Na semana passada, integrado no Ciclo de Filmes de Culto do Teatro Gil Vicente, vi O Elemento do Crime, primeira longa-metragem de Lars von Trier, verdadeiro génio da sétima arte. O filme inaugura a sua trilogia Europa reflexão sobre o futuro do nosso continente e civilização – apresentando-nos uma Europa decrépita, pobre e podre, abandonada, impotente. A visão e a fita levaram-me a reflectir sobre o nosso destino enquanto membros desse espaço, que ainda com o início deste ano se alargou à Bulgária e Roménia, cuja entrada na União foi tão mornamente celebrada. O Espaço Euro enriqueceu-se também com a entrada da Eslovénia: quantos o terão notado, fora os numismatas? Alguns poderão justificar a falta de entusiasmo com a distância geográfica ou com a diferença de culturas, mas é o não percebermos que aqueles povos partilham as nossas raízes – e, ao mesmo tempo, as acrescentam de valores e tradições novas – que mais nitidamente revela como há Europa, mas ainda não há uma identidade europeia.

Esta falta de consciência de um elo comum – que se chama passado – é preocupante para os que olham para o futuro.

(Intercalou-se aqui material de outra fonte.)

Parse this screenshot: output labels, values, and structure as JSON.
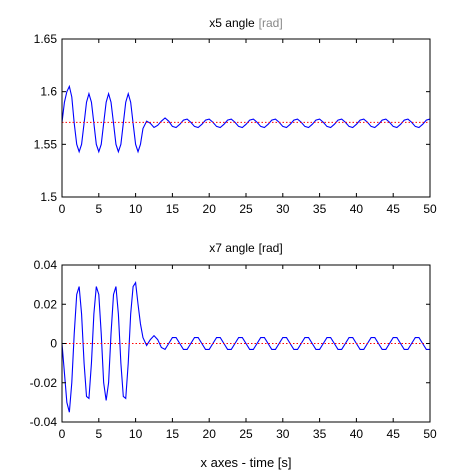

Em reganharmos a certeza de sermos um estará o sucesso da nossa sobrevivência – a linha que nos separa da visão apocalíptica de von Trier. A louvada paz que tem sido abençoada como um dos maiores dons da União é uma consequência directa da percepção de que “muito mais é o que nos une que aquilo que nos separa”, para citar Carlos Tê. Entendamo-nos: a união política e económica é somente um reflexo dessoutra unidade mais profunda de um conjunto de países que, porque partiram do mesmo ponto, querem agora chegar à mesma meta. Se a Europa está estagnada enquanto projecto é por as suas populações não entenderem esta verdade: só assim se explica as águas de bacalhau da Constituição Europeia.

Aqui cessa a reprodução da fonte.